Observation of the cardiac monitor screen on 11/4/10 showed that patients in rooms 201, 211A and 216B were being monitored and that the diagnoses of these three patients were displayed in their section of the cardiac monitor screen.
On 11/4/10 in the early p.m. observation of one of the cardiac monitor screens located in a medical surgical unit corridor was made with Staff A present. Staff A was interviewed during the observation about the listing of patients' diagnoses in their sections of the cardiac monitoring screens and the protection of patients' privacy and confidentially of medical information.
Staff A stated during this interview that the two cardiac monitor screens, in the medical surgical unit corridors, show the same information as the cardiac monitor screens that are located at the medical surgical nurses station and in the ICU (Intensive Care Unit) nurses station. Staff A acknowledged during this interview that it would be possible for hospital personnel and visitors at the hospital who are not allowed access to patients' medical information to see the patients' medical diagnoses and room numbers and identify what patients are being monitored.
2. On 11/4/10, in the p.m. during an interview Staff B, HIM (Health Information Manager), stated that two years of hospital patients' death medical records are stored in the physicians' office building located across the street from the hospital.
On 11/5/10 in the a.m. observations were made of these hospital patient death medical records stored in the medical record room at the physicians' office building. Staff B was present and Staff B pointed out medical records filed on four long shelves which Staff B said were the two years of hospital patient death medical records. The observation showed that these records were in regular paper file folders stacked on edge along open metal shelves and they were not secured from all other medical records stored in the physicians' office practice medical record room.
Staff B was interviewed, during the observation, about the two staff members who work in the physicians' office medical record room and Staff B stated that these two staff members only work for the physicians' offices and are not hospital employees. These two years of death medical records are not filed and secured separately from the physicians' office records and they are not protected from unauthorized access by the physicians' office staff.

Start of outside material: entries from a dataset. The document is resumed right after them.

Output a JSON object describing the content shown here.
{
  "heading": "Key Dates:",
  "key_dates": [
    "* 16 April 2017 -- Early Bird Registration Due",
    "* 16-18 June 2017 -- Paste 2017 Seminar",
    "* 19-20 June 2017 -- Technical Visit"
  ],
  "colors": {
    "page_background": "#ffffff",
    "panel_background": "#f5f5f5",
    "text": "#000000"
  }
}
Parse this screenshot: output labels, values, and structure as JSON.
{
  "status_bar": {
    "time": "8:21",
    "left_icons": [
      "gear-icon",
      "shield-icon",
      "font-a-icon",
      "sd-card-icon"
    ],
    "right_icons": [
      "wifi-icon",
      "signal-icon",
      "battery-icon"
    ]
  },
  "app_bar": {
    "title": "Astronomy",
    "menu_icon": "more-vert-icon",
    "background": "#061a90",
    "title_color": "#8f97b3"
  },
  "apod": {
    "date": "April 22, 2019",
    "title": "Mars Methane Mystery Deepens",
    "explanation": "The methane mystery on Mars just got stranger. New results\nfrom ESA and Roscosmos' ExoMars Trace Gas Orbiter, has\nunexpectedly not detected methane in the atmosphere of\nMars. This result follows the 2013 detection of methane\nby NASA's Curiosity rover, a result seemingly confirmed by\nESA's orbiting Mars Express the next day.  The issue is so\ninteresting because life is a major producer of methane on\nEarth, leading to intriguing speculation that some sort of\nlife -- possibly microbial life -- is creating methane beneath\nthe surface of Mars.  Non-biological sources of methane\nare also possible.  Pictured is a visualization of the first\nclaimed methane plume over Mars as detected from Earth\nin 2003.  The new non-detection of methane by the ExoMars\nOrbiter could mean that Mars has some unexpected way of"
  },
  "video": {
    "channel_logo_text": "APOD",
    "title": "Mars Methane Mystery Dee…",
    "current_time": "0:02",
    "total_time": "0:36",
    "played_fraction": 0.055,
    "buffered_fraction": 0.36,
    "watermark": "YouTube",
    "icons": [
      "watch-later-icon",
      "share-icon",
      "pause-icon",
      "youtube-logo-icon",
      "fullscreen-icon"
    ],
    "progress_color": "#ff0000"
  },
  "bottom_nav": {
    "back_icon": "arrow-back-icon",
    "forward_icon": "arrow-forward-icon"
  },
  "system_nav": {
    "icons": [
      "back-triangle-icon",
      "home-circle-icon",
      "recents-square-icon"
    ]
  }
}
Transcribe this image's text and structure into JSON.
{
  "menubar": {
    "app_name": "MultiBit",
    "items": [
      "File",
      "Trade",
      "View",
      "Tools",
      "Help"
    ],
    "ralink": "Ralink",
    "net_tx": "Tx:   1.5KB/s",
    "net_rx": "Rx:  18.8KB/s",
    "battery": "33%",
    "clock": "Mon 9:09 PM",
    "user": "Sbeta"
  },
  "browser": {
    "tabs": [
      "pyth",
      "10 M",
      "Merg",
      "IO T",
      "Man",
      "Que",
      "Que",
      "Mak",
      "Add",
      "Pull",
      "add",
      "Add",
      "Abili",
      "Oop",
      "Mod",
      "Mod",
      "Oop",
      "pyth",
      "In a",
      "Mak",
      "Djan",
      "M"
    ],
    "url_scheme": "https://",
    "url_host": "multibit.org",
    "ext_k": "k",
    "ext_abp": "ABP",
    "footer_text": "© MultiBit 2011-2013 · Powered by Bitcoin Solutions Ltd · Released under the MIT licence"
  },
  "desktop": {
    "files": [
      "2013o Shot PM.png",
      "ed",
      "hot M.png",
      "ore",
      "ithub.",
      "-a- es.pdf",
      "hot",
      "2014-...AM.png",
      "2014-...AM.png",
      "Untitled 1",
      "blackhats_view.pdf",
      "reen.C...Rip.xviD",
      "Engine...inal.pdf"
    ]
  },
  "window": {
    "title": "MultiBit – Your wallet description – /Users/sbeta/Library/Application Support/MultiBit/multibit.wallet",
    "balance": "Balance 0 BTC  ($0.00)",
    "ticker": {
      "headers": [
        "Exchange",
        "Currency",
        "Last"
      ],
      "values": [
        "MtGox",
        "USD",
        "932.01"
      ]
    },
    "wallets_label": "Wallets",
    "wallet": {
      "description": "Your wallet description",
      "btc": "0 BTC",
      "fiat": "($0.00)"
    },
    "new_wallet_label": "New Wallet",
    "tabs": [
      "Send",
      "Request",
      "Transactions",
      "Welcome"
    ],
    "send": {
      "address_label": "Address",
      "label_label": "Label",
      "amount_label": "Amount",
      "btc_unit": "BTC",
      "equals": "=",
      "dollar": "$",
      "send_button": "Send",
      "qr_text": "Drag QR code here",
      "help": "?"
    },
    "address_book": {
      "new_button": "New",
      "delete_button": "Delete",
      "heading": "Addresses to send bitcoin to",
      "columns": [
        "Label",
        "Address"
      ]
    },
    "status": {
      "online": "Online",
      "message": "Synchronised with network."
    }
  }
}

This same observation, of the two years of hospital patient death medical records, showed that these records were placed only in regular paper file folders and stacked on edge along metal shelves that have open sides - front and back. Interview with Staff B during the observation revealed that the medical record room has a smoke alarm system only, for fire protection, that rings when a fire occurs. These medical records have no protection from fire and no protection from water damage caused by water leaks or from water used to put out a fire.
3. On 11/5/10 in the early a.m. hospital medical records stored in the storage building on the hospital grounds were observed with Staff B present. The observation showed that the medical records were placed in covered boxes made of cardboard - boxes and covers. These cardboard boxes containing the medical records were stored in a chain-link enclosure and the boxes are piled directly on top of one another.
The 11/5/10 observation and interview with Staff B, showed that the storage building had other enclosures for paper record storage and that the building was equipped with only a smoke alarm system that rings when a fire occurs and alerts the staff in the hospital building of a fire at the storage building. These medical records stored in the cardboard boxes have no protection from fire and no protection from water damage caused by water leaks or from water used to put out a fire.